Crônicas

Desmilinguir

      Eu tenho um certo carinho pela palavra. Ela tem a sonorização da própria coisa se desfazendo. Parece que nós podemos imaginar o objeto, a pessoa, o personagem se desfazendo diante de nós.
        Me sinto desmilinguir todas as vezes que vejo nas redes sociais os raciocínios absurdos, ditos por pessoas que ostentam cargos e títulos, eivados de lauréis. Fico imaginando o que está acontecendo com o conhecimento. Um suposto conhecimento posto a serviço de coisas indefensáveis. Penso que os títulos foram conseguidos não porque o suposto estudioso estivesse em busca do conhecimento, mas em busca por títulos e colocá-los a serviço da estupidez.
        Me sinto desmilinguir quando a religião é posta a serviço desse mesmo procedimento, mesmo não sendo religioso, e já expliquei isso em algum lugar, respeito a religião e quem necessita dela para prover seu espírito de força.
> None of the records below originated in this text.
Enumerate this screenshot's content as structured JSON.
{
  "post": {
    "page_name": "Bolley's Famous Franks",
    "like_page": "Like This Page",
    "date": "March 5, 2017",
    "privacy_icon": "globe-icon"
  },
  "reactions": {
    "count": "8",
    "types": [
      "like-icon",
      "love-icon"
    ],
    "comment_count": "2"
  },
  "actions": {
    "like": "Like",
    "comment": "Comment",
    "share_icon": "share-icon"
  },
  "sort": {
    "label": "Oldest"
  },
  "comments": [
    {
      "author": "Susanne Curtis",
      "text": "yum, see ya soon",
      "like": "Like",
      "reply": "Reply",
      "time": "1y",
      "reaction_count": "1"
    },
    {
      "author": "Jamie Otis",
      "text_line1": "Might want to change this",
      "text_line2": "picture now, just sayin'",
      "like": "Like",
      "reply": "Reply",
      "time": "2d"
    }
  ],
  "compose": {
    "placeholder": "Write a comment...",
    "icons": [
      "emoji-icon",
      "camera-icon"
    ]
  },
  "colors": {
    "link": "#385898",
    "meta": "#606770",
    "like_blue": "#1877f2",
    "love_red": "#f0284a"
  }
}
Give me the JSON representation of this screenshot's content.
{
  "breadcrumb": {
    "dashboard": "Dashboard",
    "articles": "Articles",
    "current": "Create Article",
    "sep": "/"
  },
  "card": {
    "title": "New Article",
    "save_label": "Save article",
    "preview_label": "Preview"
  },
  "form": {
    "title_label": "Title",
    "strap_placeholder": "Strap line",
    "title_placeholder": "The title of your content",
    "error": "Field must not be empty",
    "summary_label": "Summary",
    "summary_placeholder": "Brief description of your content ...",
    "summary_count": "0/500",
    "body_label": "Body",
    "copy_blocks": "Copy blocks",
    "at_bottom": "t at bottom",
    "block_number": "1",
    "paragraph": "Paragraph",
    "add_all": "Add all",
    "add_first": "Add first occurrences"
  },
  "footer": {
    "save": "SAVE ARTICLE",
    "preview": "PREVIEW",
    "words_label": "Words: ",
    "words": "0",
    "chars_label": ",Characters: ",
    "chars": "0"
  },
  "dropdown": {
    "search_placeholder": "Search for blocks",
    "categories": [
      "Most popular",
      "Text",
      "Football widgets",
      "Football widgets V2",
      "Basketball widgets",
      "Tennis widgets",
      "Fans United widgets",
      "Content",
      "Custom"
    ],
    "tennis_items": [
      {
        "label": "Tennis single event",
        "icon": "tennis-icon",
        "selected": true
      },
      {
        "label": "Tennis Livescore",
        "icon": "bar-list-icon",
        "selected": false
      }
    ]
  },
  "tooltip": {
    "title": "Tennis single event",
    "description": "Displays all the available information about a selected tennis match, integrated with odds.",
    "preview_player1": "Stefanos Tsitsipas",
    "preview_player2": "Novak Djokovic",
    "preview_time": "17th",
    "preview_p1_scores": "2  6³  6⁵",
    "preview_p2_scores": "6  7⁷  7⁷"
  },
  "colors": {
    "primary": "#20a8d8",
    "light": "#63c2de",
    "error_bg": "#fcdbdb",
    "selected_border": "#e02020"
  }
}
Minha relação com o Altíssimo não desmilingua porque não recorro à religião. Mas, quando vejo a religião posta a serviço da desinformação, vejo-a ser desmilinguida pelo seu uso indevido, invertendo tudo aquilo que uma religião deveria fornecer: a segurança espiritual e o conforto tão necessários em momentos difíceis da vida.
       Me sinto desmilinguir se não tento confrontar o desconhecimento. Porém é uma tarefa impossível ir às redes tentando convencer aqueles que não querem ser convencidos, mas rindo vendo o mundo à volta se desmilinguir, e rir disso, embora nervoso. Fico pensando que a humanidade, em sua maioria, ou, pelo menos, a maioria barulhenta, vibra com esse desconforto, e esse desmanchar dos nossos espíritos.
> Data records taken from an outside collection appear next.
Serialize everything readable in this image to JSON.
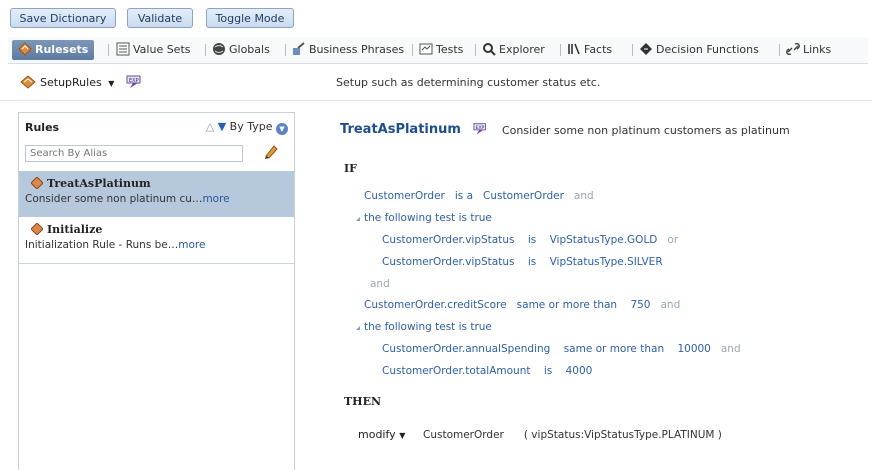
{
  "toolbar": {
    "save_label": "Save Dictionary",
    "validate_label": "Validate",
    "toggle_label": "Toggle Mode"
  },
  "tabs": [
    {
      "label": "Rulesets",
      "icon": "rulesets-icon",
      "active": true
    },
    {
      "label": "Value Sets",
      "icon": "value-sets-icon"
    },
    {
      "label": "Globals",
      "icon": "globals-icon"
    },
    {
      "label": "Business Phrases",
      "icon": "business-phrases-icon"
    },
    {
      "label": "Tests",
      "icon": "tests-icon"
    },
    {
      "label": "Explorer",
      "icon": "explorer-icon"
    },
    {
      "label": "Facts",
      "icon": "facts-icon"
    },
    {
      "label": "Decision Functions",
      "icon": "decision-functions-icon"
    },
    {
      "label": "Links",
      "icon": "links-icon"
    }
  ],
  "ruleset": {
    "name": "SetupRules",
    "description": "Setup such as determining customer status etc."
  },
  "rules_panel": {
    "title": "Rules",
    "sort_label": "By Type",
    "search_placeholder": "Search By Alias",
    "items": [
      {
        "name": "TreatAsPlatinum",
        "desc": "Consider some non platinum cu…",
        "more": "more",
        "selected": true
      },
      {
        "name": "Initialize",
        "desc": "Initialization Rule - Runs be…",
        "more": "more",
        "selected": false
      }
    ]
  },
  "rule": {
    "title": "TreatAsPlatinum",
    "description": "Consider some non platinum customers as platinum",
    "if_label": "IF",
    "then_label": "THEN",
    "conditions": [
      {
        "text": "CustomerOrder",
        "op": "is a",
        "val": "CustomerOrder",
        "conj": "and"
      },
      {
        "text": "the following test is true"
      },
      {
        "text": "CustomerOrder.vipStatus",
        "op": "is",
        "val": "VipStatusType.GOLD",
        "conj": "or"
      },
      {
        "text": "CustomerOrder.vipStatus",
        "op": "is",
        "val": "VipStatusType.SILVER"
      },
      {
        "text": "and"
      },
      {
        "text": "CustomerOrder.creditScore",
        "op": "same or more than",
        "val": "750",
        "conj": "and"
      },
      {
        "text": "the following test is true"
      },
      {
        "text": "CustomerOrder.annualSpending",
        "op": "same or more than",
        "val": "10000",
        "conj": "and"
      },
      {
        "text": "CustomerOrder.totalAmount",
        "op": "is",
        "val": "4000"
      }
    ],
    "action": {
      "verb": "modify",
      "target": "CustomerOrder",
      "args": "( vipStatus:VipStatusType.PLATINUM )"
    }
  }
}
       O conhecimento é perverso. Ele desvenda a realidade e nos assusta. Entender a realidade é um sofrimento. Mas esse sofrimento desperta o desejo de sobrevivência. Ao entrar em contato com o sofrimento, nos sentimos desmilinguir porque tentamos entender a realidade. Mas é, justamente, onde vamos encontrar forças para resistir, e não deixar desmanchar ou desmilinguir nossas esperanças.
        Mais do que nunca devemos resistir, a despeito do sofrimento de ver aqueles que negam a realidade, e o seu impacto sobre nossas existências.
      Tentando manter a serenidade diante dos acontecimentos, longe de nos desmilinguirmos, estaremos enfrentando, com coragem, as adversidades. Há um sentido muito claro quando a ignorância tenta assumir o controle da situação. O ignorante é covarde e finge estabelecer uma lutar, porque busca a confusão e o desconcerto, porque é preguiçoso na busca do conhecimento.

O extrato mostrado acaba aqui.